Qualvolle Nächte, ablenkende Tage

“Denn irgendwann dreht sich alles nur noch darum, wie man den nächsten Schuss besorgt”, sagt Wolfgang Weber. Immer wieder hat er auf ­eigene Faust entzogen – kalt. Ohne Medikamente, ohne Ersatzstoffe. Auf Station 15 in Havelhöhe wird warm entzogen. “Die ersten vier Tage sind nämlich richtig übel”, sagt der hagere Mann mit den bunt tätowierten Armen. Nervenschmerz, Juckreiz, Erbrechen, Durchfall. Am qualvollsten sind die Nächte, wenn die Zeit stillsteht. Wer es im Zimmer nicht mehr aushält, geht nach unten in die Küche, kocht sich ­einen Tee oder schmiert sich ein Brot.


Tagsüber vergeht die Zeit ­schneller: Gruppengespräche, Therapiesitzungen, Wickel und Massagen gegen die Muskelschmerzen und Unruhe. Sonnabends wird gemeinsam gekocht. Hauptsache, die Patienten werden von ihrem Verlangen nach dem Stoff abgelenkt. Ein Raum ist für die Kunsttherapie reserviert. Papierschnipsel, Buntstifte, Pinsel und Farbkästen liegen auf den Tischen verstreut. Die meisten ­Bilder und Kollagen, die in diesem Raum entstehen, sind abstrakt, in ­Farbe und Form gepackte Aggression, Wut, aber auch Hoffnung. Hier wurden auch die Tierfratzen aus buntem ­Pappmaché gebastelt, die unten im Aufenthaltsraum hängen.


Harte Arbeit in schöner Umgebung

Draußen sitzen ein paar Patienten und Pfleger im Schatten der Birken und rauchen. Überhaupt sieht das Haus mit dem kleinen Garten nicht wie ­eine Klinik aus, eher wie eine Jugendherberge. Auch die Zimmer, in denen die gleichen Schränke, Nachttische und Betten aus hellem Kiefernholz stehen, wie man es aus sozialen ­Einrichtungen gewohnt ist.

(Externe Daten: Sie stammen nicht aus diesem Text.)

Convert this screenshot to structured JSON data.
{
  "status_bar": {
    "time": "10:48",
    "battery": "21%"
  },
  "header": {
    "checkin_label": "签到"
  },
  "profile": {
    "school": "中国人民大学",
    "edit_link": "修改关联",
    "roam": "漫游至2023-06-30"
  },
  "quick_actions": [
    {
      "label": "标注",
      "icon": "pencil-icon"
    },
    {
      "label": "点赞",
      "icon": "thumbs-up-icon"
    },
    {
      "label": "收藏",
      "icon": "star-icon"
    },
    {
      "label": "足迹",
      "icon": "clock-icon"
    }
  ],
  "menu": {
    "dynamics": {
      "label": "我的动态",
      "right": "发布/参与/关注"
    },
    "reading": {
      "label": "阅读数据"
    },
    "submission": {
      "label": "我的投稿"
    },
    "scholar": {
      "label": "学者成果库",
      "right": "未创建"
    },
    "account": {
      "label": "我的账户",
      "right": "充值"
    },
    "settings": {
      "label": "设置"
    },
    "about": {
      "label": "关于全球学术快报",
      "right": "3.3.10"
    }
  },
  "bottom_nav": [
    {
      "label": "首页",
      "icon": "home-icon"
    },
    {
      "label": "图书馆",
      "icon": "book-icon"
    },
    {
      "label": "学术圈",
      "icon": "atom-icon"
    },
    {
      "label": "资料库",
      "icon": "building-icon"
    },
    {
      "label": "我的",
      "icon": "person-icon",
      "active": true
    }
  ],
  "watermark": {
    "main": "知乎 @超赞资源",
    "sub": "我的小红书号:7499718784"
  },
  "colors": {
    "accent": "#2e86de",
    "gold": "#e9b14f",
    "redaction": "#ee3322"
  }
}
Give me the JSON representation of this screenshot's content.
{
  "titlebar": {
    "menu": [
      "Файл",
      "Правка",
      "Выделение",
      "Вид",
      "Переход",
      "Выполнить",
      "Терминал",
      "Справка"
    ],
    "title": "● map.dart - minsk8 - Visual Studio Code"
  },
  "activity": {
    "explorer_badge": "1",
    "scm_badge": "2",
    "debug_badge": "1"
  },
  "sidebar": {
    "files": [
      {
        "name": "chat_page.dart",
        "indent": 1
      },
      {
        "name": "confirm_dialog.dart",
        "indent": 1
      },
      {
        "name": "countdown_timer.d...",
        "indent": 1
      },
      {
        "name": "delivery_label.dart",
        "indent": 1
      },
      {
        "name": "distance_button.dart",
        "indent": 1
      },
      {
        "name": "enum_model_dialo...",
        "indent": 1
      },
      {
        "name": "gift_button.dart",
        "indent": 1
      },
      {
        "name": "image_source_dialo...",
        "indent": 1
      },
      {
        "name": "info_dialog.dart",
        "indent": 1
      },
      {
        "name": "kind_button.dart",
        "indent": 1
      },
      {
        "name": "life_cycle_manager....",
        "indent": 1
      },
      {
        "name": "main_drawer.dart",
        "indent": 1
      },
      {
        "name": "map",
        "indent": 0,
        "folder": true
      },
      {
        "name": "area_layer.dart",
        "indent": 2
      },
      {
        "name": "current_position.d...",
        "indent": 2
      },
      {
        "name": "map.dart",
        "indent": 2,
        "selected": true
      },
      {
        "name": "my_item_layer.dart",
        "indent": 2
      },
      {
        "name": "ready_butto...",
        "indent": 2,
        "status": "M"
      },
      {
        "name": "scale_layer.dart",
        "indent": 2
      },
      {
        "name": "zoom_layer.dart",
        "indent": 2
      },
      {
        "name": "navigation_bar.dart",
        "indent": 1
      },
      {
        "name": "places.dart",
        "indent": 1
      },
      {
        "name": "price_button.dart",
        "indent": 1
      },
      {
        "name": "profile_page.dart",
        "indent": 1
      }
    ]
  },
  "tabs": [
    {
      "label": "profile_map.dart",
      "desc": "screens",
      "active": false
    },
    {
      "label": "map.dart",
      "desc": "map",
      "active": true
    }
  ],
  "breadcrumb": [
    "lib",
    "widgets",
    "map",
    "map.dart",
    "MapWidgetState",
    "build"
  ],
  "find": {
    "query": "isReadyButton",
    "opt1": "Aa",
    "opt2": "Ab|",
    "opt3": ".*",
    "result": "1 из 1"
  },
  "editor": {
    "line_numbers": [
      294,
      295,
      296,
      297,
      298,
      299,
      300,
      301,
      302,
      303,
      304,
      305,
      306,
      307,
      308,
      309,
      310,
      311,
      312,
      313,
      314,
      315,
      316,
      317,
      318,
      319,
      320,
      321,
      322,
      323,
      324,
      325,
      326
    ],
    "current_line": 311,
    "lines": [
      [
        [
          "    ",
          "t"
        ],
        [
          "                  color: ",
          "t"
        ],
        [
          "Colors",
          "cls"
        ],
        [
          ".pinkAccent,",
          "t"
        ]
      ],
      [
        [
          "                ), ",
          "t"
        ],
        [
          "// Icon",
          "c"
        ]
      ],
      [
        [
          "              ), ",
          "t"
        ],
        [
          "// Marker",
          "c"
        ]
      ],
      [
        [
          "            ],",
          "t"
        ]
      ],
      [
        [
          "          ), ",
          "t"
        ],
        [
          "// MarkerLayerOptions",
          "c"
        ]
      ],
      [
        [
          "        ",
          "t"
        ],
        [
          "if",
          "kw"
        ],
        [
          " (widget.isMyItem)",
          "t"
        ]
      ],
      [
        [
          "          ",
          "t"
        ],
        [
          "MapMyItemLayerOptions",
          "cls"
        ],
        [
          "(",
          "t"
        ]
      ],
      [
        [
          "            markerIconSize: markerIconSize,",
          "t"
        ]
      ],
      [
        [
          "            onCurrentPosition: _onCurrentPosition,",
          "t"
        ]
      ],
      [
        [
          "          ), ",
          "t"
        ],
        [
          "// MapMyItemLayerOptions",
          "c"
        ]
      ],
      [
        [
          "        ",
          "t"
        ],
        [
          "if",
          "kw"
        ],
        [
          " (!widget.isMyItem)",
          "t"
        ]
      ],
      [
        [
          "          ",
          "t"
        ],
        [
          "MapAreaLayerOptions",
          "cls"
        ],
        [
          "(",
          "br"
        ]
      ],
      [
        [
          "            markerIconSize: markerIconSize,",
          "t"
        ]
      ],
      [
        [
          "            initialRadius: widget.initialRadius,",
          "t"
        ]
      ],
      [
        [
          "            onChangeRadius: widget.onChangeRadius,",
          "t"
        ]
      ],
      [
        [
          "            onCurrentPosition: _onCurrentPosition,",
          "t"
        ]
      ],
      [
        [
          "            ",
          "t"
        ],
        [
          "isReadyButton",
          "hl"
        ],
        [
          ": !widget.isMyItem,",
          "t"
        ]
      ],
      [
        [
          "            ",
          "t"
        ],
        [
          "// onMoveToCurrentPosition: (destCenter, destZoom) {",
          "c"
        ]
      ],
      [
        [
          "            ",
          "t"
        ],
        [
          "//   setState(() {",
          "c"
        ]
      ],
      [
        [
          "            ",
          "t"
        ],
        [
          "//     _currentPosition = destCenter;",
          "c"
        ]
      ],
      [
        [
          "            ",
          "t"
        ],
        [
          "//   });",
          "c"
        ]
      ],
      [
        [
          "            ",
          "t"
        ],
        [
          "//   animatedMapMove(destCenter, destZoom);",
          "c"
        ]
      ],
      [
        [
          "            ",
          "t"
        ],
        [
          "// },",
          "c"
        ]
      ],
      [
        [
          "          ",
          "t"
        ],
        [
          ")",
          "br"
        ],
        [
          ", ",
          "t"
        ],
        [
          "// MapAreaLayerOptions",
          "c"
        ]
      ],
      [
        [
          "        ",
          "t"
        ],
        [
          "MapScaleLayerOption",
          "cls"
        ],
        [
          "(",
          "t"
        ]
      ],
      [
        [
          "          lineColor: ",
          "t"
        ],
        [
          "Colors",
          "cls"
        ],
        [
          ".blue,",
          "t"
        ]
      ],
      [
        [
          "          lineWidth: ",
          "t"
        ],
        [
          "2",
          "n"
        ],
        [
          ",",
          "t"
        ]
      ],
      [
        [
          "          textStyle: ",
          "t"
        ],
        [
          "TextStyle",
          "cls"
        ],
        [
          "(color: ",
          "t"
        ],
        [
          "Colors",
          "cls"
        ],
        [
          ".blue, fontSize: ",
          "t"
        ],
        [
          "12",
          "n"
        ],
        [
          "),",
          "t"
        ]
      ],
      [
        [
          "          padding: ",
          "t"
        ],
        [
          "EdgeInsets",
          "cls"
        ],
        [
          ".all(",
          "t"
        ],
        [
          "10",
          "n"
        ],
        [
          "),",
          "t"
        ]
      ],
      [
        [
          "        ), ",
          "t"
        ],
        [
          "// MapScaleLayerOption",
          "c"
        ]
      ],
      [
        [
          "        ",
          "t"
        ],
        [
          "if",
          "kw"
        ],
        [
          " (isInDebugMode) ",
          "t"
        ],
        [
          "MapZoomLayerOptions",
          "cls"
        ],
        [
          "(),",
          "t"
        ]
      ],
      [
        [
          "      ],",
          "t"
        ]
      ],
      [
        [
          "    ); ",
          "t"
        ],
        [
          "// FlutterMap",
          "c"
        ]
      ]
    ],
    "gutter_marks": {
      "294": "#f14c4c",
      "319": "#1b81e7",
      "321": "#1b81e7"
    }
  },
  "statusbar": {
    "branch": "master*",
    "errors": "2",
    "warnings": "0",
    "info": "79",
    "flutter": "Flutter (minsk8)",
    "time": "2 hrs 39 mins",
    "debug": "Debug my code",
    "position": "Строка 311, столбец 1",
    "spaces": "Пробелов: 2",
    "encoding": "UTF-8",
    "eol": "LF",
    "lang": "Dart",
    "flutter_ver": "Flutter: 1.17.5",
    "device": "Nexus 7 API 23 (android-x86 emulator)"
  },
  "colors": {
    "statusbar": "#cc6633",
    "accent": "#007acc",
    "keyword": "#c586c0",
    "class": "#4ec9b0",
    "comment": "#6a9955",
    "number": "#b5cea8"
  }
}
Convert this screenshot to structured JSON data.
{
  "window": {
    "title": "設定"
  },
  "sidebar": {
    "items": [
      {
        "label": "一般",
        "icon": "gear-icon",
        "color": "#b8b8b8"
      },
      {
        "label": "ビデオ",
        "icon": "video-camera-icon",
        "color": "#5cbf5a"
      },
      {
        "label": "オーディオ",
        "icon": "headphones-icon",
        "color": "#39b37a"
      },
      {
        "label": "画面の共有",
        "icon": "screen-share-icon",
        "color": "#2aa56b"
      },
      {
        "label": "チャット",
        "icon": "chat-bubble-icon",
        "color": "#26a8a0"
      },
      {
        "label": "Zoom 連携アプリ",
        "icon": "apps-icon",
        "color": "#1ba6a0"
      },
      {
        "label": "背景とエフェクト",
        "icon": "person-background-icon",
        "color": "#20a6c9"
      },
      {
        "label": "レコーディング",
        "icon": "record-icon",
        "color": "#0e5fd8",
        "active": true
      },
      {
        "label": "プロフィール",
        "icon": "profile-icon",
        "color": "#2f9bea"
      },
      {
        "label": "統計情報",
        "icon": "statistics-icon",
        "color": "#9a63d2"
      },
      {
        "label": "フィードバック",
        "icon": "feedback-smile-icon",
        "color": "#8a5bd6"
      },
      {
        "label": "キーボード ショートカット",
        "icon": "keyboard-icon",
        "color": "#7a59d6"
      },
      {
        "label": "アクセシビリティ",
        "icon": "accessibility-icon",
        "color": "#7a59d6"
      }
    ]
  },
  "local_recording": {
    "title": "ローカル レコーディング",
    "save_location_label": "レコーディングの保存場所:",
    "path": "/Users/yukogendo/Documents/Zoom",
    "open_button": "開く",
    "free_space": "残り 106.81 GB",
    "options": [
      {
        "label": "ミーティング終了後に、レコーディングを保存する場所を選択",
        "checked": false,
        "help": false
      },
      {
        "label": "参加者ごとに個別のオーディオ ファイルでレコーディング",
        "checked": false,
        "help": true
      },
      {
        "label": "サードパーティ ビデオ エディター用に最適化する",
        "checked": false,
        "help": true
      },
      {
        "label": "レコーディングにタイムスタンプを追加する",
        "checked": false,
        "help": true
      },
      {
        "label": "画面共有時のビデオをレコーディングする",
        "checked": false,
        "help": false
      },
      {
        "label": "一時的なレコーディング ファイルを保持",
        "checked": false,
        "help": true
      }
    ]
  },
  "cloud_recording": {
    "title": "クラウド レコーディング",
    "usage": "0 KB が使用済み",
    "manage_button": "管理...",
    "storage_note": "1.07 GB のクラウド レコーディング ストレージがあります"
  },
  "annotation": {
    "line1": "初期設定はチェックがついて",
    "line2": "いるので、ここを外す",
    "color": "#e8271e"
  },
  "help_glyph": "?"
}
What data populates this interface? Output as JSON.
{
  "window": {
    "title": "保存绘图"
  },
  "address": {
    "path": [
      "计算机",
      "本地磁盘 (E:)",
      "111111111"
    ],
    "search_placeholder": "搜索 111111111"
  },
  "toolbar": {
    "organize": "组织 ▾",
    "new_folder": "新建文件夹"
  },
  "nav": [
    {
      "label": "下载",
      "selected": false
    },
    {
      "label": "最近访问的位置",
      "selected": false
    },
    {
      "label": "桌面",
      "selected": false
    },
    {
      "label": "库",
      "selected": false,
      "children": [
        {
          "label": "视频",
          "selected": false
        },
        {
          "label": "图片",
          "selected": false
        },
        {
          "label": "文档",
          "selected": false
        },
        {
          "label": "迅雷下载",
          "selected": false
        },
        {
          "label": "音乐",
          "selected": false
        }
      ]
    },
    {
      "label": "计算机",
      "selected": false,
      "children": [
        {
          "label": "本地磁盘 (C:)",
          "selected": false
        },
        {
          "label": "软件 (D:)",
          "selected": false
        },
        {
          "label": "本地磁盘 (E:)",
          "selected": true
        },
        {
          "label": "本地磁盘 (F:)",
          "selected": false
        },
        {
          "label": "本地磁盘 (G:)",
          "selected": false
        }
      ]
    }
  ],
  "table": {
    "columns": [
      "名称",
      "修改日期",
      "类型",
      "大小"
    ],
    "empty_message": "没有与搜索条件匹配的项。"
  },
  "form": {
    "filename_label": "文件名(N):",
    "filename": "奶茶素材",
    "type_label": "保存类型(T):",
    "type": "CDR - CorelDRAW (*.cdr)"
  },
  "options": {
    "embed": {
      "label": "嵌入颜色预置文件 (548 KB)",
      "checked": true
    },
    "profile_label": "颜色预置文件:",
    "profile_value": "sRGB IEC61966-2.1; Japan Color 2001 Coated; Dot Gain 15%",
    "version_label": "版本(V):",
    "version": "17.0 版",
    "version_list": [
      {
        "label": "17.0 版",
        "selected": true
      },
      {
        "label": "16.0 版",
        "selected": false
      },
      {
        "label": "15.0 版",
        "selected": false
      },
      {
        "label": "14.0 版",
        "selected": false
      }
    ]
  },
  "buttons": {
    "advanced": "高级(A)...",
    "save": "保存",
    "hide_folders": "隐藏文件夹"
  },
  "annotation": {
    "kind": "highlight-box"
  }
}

Die Zimmer von Suchtpatienten sind schnell ramponiert. Aus Frust und Verzweiflung fliegt öfter mal eine Kaffeetasse gegen die Wand. Deswegen muss ständig gestrichen und renoviert werden. Die Leute hier brauchen eine schöne Umgebung, sagt eine der Schwestern. Um wieder das Gefühl zu kriegen, dass auch das Leben schön sein kann.


Trotzdem bleibt der Entzug harte Arbeit – ganz gleich, wie idyllisch die Umgebung ist. Und ebenso wie in Hellersdorf ist auch in Havelhöhe das Ziel, die Patienten von der Entwöhnung zu überzeugen. Denn es sind erschreckend wenige, die clean bleiben. Nur jeder Fünfte schafft laut Suchtmedizinerin Quetz den Ausstieg. Wolfgang Weber will unbedingt dazugehören. Vor wenigen Tagen hat er eine viermonatige Therapie begonnen. “Ich will raus aus dem Drogensumpf”, sagt er. “Endlich.”